La autora usa con pericia, quizás también con esfuerzo porque en los territorios líricos pocas cosas son innatas, los mecanismos de estructuración de la materia poética, aplicando con rigor técnicas lingüísticas, pero sin olvidarse de la sensibilidad necesaria para la apreciación de la belleza estética. Es por ello que los versos de Fiebre y compasión de los metalesrebosan “poeticidad”, aquellos que convierte una pieza literaria en un mensaje artístico.
Uno de los aciertos más destacados del poemario es la perfecta adecuación entre el fondo temático y la expresión lingüístico-literaria, un trabajo rítmico y métrico impresionante, para conformar una isotopía, en la que la omnipresencia de la materia tiene su correlato en las depuradas elecciones lingüísticas, con predominio de los sustantivos, en la musicalidad repetitiva, en la heterometría imperante en algunos de los poemas, en la permanente persecución de la palabra exacta, en la rima asonante equilibrada, tan alejada del ripio, el pecado y la penitencia de los malos poetas, hoy que hasta hay diccionarios de rima on line,
Más como elogio que como acusación, se ha escrito que los poemas de Fiebre y compasión de los metales orquestan ritmos barrocos. Asiento si ese barroquismo se refiere a la plausible sonoridad, lograda con esa trabajada instrumentación de palabras, versos y estrofas. Pero son ajenas a estos poemas la mayoría de los recursos barrocos: abuso de metáforas forzadas, de cultismos, de términos parónimos. Son contados los hipérbatos, construidos los que hay con leves dislocaciones sintácticas y semánticas (“Siete metros de lava y de ceniza / izaron en Pompeya la desgracia”, página 20)
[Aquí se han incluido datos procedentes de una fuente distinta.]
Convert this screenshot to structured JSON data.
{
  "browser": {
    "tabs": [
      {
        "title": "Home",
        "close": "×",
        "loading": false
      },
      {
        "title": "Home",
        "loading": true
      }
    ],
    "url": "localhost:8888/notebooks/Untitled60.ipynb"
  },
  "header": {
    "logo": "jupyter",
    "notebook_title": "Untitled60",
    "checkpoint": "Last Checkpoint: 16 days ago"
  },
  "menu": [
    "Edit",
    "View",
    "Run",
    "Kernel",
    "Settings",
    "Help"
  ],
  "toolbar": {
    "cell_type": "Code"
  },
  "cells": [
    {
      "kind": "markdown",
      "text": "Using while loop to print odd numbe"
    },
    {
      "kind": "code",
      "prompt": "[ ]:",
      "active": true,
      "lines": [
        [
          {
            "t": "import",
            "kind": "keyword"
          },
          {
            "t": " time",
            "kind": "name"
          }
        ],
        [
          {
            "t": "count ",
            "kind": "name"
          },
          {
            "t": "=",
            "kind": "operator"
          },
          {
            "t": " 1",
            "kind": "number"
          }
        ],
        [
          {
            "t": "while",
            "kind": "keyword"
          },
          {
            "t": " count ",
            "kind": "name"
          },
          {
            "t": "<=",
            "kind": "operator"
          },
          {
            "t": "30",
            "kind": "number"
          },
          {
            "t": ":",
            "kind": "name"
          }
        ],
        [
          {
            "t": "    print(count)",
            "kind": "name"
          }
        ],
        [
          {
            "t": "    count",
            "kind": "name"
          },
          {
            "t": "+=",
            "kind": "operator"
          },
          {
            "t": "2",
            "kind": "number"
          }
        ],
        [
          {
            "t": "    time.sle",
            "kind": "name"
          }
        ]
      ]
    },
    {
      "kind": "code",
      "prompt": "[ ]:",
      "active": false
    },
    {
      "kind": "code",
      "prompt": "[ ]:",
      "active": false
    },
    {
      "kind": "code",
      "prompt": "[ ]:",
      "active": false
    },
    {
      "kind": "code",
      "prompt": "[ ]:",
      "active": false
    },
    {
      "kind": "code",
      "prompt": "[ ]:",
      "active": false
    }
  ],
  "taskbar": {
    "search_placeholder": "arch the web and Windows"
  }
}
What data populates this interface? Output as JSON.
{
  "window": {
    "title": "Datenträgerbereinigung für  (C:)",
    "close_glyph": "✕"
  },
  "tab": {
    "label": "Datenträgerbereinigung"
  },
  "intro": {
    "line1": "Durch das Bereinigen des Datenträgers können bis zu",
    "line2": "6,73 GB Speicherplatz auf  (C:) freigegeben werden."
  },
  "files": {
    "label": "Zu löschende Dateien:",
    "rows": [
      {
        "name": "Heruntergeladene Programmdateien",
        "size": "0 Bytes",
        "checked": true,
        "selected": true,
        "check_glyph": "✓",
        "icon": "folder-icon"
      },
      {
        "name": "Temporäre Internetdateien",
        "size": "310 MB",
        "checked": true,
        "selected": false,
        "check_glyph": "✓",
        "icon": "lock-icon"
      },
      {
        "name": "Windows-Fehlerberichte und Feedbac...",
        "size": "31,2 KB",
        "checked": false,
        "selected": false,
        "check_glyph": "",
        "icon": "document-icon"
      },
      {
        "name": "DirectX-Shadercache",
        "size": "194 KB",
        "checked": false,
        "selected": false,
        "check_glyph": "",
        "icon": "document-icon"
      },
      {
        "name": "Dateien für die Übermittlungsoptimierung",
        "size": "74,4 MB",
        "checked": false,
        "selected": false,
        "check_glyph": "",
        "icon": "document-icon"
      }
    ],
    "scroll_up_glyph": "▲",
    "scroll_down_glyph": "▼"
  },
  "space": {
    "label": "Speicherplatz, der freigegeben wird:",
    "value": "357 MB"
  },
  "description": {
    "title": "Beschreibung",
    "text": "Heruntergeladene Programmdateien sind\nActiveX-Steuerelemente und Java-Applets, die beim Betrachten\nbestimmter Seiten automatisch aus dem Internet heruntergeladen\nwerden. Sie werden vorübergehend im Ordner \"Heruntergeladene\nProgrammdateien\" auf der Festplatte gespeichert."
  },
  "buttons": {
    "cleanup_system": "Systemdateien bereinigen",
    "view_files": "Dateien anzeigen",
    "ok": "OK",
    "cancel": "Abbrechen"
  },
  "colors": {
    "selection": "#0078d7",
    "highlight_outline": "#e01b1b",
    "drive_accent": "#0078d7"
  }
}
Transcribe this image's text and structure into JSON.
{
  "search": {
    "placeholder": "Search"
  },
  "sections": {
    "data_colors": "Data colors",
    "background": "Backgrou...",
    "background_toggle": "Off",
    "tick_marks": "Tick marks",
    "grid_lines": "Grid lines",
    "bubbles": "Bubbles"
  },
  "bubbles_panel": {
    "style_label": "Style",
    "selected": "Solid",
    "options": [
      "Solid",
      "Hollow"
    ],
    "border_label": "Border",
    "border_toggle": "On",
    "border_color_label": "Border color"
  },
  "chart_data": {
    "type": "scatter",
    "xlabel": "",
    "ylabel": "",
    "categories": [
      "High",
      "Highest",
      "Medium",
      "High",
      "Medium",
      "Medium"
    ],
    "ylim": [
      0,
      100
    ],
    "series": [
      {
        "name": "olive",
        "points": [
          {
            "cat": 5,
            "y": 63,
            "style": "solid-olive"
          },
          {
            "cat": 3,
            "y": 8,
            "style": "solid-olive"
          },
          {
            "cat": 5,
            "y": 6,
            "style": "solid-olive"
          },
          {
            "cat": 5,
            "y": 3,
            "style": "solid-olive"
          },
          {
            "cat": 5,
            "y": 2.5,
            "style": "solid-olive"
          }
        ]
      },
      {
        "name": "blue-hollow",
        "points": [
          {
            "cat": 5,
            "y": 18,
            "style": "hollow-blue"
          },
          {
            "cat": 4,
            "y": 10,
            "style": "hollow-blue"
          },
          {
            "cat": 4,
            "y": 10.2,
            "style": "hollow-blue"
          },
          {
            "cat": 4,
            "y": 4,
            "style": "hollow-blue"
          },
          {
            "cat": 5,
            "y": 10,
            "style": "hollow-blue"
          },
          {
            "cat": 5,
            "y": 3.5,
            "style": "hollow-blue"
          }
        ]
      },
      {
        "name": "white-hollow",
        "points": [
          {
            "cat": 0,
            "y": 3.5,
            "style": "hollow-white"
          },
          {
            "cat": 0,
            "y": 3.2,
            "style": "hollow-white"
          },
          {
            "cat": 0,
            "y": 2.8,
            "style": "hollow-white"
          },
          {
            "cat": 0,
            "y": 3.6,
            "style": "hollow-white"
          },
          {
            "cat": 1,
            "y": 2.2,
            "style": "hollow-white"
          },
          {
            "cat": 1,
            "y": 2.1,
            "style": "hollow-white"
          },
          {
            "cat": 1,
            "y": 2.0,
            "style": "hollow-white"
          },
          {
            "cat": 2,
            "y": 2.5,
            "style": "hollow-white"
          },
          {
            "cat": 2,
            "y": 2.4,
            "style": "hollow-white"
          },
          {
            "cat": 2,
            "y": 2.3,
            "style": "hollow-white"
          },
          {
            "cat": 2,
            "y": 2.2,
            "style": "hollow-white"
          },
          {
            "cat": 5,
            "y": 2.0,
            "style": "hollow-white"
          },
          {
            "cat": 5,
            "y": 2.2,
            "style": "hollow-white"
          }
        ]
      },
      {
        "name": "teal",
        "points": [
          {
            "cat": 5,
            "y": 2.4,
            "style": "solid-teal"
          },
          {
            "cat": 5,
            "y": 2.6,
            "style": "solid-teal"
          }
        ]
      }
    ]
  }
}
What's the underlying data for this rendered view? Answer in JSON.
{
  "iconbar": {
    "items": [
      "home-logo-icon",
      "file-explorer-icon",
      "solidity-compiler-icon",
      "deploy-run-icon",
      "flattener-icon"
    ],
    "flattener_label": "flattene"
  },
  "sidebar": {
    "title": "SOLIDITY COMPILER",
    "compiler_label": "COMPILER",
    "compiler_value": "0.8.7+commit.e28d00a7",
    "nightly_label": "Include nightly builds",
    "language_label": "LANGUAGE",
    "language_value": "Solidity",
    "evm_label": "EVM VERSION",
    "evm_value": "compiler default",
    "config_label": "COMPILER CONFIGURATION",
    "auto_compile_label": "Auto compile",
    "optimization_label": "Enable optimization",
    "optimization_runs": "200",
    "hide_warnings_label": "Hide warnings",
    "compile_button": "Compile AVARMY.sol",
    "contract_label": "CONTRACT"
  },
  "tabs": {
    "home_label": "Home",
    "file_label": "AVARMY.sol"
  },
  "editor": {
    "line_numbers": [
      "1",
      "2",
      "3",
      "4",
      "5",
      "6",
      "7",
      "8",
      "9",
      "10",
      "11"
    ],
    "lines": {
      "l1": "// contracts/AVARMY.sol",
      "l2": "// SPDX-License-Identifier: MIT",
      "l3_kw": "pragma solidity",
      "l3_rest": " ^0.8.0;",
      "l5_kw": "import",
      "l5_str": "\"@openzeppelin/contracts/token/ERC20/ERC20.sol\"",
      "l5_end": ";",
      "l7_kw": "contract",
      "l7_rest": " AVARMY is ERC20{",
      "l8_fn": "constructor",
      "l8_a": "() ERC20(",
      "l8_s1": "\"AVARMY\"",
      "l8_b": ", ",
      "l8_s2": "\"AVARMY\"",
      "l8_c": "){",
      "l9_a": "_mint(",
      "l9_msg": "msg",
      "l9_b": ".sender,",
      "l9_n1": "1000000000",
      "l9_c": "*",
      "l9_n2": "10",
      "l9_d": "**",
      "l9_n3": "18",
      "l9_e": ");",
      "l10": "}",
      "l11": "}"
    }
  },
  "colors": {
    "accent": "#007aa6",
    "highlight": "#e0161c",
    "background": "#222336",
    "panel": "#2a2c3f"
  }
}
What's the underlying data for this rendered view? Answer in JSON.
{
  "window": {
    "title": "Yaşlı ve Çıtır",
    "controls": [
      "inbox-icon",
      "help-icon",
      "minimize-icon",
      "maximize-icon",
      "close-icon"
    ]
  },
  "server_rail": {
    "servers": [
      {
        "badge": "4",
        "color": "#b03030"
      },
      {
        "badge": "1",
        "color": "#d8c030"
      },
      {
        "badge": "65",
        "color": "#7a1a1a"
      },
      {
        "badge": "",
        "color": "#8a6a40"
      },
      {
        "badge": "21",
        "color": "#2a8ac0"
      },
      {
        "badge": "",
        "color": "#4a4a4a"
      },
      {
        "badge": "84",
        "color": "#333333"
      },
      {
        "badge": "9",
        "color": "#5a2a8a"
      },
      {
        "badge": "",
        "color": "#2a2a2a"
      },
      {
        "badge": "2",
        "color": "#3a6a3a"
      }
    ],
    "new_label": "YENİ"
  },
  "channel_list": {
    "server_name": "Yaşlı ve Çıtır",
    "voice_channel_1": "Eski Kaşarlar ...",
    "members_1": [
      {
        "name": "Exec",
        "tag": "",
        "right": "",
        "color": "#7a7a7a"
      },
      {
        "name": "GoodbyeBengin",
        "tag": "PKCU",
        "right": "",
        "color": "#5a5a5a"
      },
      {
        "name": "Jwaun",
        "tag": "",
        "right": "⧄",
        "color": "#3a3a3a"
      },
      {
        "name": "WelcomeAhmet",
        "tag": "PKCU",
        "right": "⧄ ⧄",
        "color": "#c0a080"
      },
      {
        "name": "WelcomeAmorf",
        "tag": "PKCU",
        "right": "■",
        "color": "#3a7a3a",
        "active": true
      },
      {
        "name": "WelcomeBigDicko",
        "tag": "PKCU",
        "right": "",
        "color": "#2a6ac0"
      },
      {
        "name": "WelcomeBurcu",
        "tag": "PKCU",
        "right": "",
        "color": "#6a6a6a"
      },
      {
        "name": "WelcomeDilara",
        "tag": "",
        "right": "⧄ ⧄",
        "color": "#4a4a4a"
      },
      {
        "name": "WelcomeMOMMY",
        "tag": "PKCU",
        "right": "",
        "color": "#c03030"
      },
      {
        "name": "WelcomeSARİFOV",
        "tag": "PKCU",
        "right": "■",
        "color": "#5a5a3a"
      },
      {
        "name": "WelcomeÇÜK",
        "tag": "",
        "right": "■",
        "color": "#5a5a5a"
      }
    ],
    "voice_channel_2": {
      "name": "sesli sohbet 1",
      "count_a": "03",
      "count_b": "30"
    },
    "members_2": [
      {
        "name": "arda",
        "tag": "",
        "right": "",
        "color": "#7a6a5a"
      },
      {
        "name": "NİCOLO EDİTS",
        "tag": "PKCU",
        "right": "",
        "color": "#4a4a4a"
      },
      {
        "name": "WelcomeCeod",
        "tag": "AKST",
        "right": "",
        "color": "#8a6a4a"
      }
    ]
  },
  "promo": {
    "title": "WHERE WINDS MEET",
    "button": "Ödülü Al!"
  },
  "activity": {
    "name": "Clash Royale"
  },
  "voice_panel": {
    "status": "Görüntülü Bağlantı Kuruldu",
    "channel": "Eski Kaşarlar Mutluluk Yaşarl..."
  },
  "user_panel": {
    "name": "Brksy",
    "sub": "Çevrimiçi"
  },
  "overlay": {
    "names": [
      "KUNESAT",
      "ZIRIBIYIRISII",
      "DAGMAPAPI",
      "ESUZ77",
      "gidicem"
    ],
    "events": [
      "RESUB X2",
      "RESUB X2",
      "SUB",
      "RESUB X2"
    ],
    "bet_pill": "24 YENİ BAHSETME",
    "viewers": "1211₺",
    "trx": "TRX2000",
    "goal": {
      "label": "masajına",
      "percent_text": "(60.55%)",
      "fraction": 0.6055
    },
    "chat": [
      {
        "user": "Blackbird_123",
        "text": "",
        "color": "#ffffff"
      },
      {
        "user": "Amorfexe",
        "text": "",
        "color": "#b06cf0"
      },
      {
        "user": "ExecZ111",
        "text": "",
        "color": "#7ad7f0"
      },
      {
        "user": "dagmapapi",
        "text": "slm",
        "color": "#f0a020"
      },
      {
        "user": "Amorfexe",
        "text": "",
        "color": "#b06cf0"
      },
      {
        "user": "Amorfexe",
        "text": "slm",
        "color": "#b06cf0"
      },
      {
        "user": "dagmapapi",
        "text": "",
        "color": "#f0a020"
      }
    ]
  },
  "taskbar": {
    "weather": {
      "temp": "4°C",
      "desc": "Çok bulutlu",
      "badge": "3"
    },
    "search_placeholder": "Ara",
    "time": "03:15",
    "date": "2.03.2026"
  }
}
   Libro construido con. Con otras voces, “en la fulguración de otros lenguajes y otras bocas”, nos advierte la autora. Ecos y complicidad de poetas a los que María Ángeles Pérez cita (Lorca, Alejandra Pizarnik, Juan Carlos Mestre, Álvaro Mutis, Claudio Rodríguez, Nuno Júdice, Agustín Fernández Mallos, Antonio Colinas, Eugenio Montejo, Roberto Bolaño, Ezra Pound, Cesar Vallejo…). Con sus textos y/o incluso alguna circunstancia vital, pero sin llegar a ser intertextos. Tal es el caso de Juan Carlos Mestre, el hijo del panadero, destinado a repartir panes en las calles de Villafranca del Bierzo, y autor del poemario La bicicleta del panadero (“El hacha silba su canción de agravio / y detiene los trenes, los rotores, / las ruedas impacientes de la bici /  en que canturreaba el panadero / su entrega -melodía y cereal, / amor más absoluto que el del trigo-.” página 17).
   Esta es mi modesta y subjetiva lectura, pero reconozco que la riqueza semántica del magma lírico de este libro justifica otras que ya han sido desarrolladas: descubrir una mirada primigenia en los objetos, captarlos representando la vida o las metamorfosis a las que aspiran, las conexiones entre seres vivos (las naranjas y los peces). Pero también las heridas del presente, la violencia del morir, o los mataderos en los que nuestra especie ha convertido la Historia, como rememora la poeta en ese canto elegíaco, “La sinagoga” (“la sala de oración de las mujeres / en despensa de carne desollada / que gotea despacio su temor”, página 15). Todo ello tiene cabida en un poemario de gran expresividad, comprometido con no pocas causas humanas, pero también con la belleza.